With the Quampi Cultural Centre proposal, many Aboriginals have had no say. Quampi is a cultural resource (a shellfish), a cultural yurri of the Goenpul people. Has QYAC obtained the cultural permission of the Aboriginal people who are definitely Goenpul, to use the name of a yurri resource and to locate the proposal on Goenpul land, or do they think they have the right to plagiarise the cultural property that belongs to someone else?
There is no proper social economic or cultural address to all the other social economic aspects outside of the states ETS and QYAC’s priorities. The social economic and cultural priorities of the Aboriginal community have been disregarded.

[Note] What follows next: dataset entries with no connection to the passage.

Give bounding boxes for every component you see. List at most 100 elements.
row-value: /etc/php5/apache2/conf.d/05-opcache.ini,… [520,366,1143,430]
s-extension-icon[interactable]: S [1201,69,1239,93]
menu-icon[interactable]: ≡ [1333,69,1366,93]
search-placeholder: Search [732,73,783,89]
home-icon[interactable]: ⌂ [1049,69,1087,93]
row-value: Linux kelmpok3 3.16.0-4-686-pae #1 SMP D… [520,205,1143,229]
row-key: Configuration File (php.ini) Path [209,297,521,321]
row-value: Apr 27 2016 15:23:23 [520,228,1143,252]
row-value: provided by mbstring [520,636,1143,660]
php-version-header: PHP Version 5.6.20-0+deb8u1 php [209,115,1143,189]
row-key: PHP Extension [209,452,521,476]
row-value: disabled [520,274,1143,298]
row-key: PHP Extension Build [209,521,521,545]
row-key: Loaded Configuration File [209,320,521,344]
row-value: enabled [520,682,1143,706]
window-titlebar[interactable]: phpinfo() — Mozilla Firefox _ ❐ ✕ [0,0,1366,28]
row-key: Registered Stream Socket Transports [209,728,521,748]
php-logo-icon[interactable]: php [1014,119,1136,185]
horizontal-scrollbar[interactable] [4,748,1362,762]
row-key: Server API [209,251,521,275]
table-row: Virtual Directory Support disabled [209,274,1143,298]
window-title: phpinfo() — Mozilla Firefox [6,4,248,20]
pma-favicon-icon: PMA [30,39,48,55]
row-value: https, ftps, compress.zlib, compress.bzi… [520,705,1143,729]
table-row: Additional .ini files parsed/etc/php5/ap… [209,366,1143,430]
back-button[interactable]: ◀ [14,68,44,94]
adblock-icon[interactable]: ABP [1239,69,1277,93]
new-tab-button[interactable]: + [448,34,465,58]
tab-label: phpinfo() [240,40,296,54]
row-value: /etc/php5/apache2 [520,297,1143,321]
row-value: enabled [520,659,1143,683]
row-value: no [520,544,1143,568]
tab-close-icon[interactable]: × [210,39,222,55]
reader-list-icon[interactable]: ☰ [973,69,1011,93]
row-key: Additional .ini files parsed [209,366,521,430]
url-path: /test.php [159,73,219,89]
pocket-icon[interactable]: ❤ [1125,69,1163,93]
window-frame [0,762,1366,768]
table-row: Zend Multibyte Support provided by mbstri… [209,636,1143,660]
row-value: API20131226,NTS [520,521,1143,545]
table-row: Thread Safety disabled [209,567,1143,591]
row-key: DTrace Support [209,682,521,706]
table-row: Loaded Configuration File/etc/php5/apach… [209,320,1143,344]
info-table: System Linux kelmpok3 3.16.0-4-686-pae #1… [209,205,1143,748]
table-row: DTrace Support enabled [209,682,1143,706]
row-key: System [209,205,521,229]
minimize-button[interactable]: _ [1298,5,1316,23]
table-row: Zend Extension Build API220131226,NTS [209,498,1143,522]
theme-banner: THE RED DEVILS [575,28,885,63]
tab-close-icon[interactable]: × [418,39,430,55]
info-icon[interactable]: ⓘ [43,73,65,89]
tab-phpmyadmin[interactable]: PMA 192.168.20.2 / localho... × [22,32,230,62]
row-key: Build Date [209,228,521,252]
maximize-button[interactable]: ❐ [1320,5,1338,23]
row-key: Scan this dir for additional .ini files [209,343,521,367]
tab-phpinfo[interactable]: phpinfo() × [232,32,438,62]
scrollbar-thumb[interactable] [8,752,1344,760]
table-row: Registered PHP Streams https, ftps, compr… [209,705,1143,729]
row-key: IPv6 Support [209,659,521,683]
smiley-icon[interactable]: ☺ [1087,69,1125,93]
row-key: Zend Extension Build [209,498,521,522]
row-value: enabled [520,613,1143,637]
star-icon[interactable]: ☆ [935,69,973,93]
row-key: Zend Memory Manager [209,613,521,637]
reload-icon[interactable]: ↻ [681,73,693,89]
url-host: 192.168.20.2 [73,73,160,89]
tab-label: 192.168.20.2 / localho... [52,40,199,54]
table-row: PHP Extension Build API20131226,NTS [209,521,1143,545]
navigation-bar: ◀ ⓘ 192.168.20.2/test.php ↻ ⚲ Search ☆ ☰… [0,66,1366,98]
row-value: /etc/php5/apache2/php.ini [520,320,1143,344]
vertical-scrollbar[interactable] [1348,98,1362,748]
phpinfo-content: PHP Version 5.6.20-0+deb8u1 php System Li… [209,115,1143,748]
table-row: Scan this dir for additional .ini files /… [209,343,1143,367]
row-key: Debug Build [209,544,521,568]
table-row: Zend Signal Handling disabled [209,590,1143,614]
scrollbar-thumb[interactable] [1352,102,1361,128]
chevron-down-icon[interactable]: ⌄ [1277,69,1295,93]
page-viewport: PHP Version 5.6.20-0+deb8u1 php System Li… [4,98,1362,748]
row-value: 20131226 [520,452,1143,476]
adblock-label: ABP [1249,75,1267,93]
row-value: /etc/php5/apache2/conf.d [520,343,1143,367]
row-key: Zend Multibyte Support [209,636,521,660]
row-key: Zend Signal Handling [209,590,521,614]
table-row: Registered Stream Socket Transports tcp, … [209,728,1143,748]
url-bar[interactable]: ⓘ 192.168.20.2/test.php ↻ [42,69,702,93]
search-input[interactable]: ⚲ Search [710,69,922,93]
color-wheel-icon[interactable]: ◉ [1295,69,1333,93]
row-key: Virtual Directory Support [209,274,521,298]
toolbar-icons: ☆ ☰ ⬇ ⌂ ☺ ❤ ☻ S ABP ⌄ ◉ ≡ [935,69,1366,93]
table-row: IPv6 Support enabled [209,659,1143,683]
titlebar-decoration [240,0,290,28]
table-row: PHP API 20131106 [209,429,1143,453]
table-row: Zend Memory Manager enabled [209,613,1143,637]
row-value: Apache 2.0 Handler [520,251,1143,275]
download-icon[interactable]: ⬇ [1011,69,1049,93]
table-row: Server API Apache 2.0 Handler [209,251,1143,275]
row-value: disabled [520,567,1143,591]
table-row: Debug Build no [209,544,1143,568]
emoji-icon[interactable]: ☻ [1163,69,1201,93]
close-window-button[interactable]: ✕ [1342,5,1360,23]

There is no proper social economic, cultural address, all other aspects of economics outside of the ETS QYAC’s priorities. Employee disadvantages due to personal or family position and family group belonging, mistreatment, employment opportunity deprivation, grievance regarding administration, nepotism and coercion.
The privilege exchange of favour is believed by many of our minority to be a common practice of QYAC used to gain notoriety, possibly offering free or discounted accommodation through Minjerribah Camping, to QYAC members and possibly many others, possible travel costs support, and employment and contract opportunities, even through a recently established restaurant providing discounts of 15% for QYAC members and employees.
And as for Cameron Costello who is so confident and capable of convincing the general public that everything he’s doing is right and he has the support of his people, well I think he is a grande deceiver, I think that his role would be better played as a politician of the state. Maybe the Labour Party, upholding the rights and interests of colonial governments. I wonder if Aboriginal assimilation has been morally successful, creating many Aboriginal byproducts as a result of the foreign policies and law.
Is QYAC and Queensland Native Title becoming the colonial model for customary law extinguishment and common law validation legitimisation?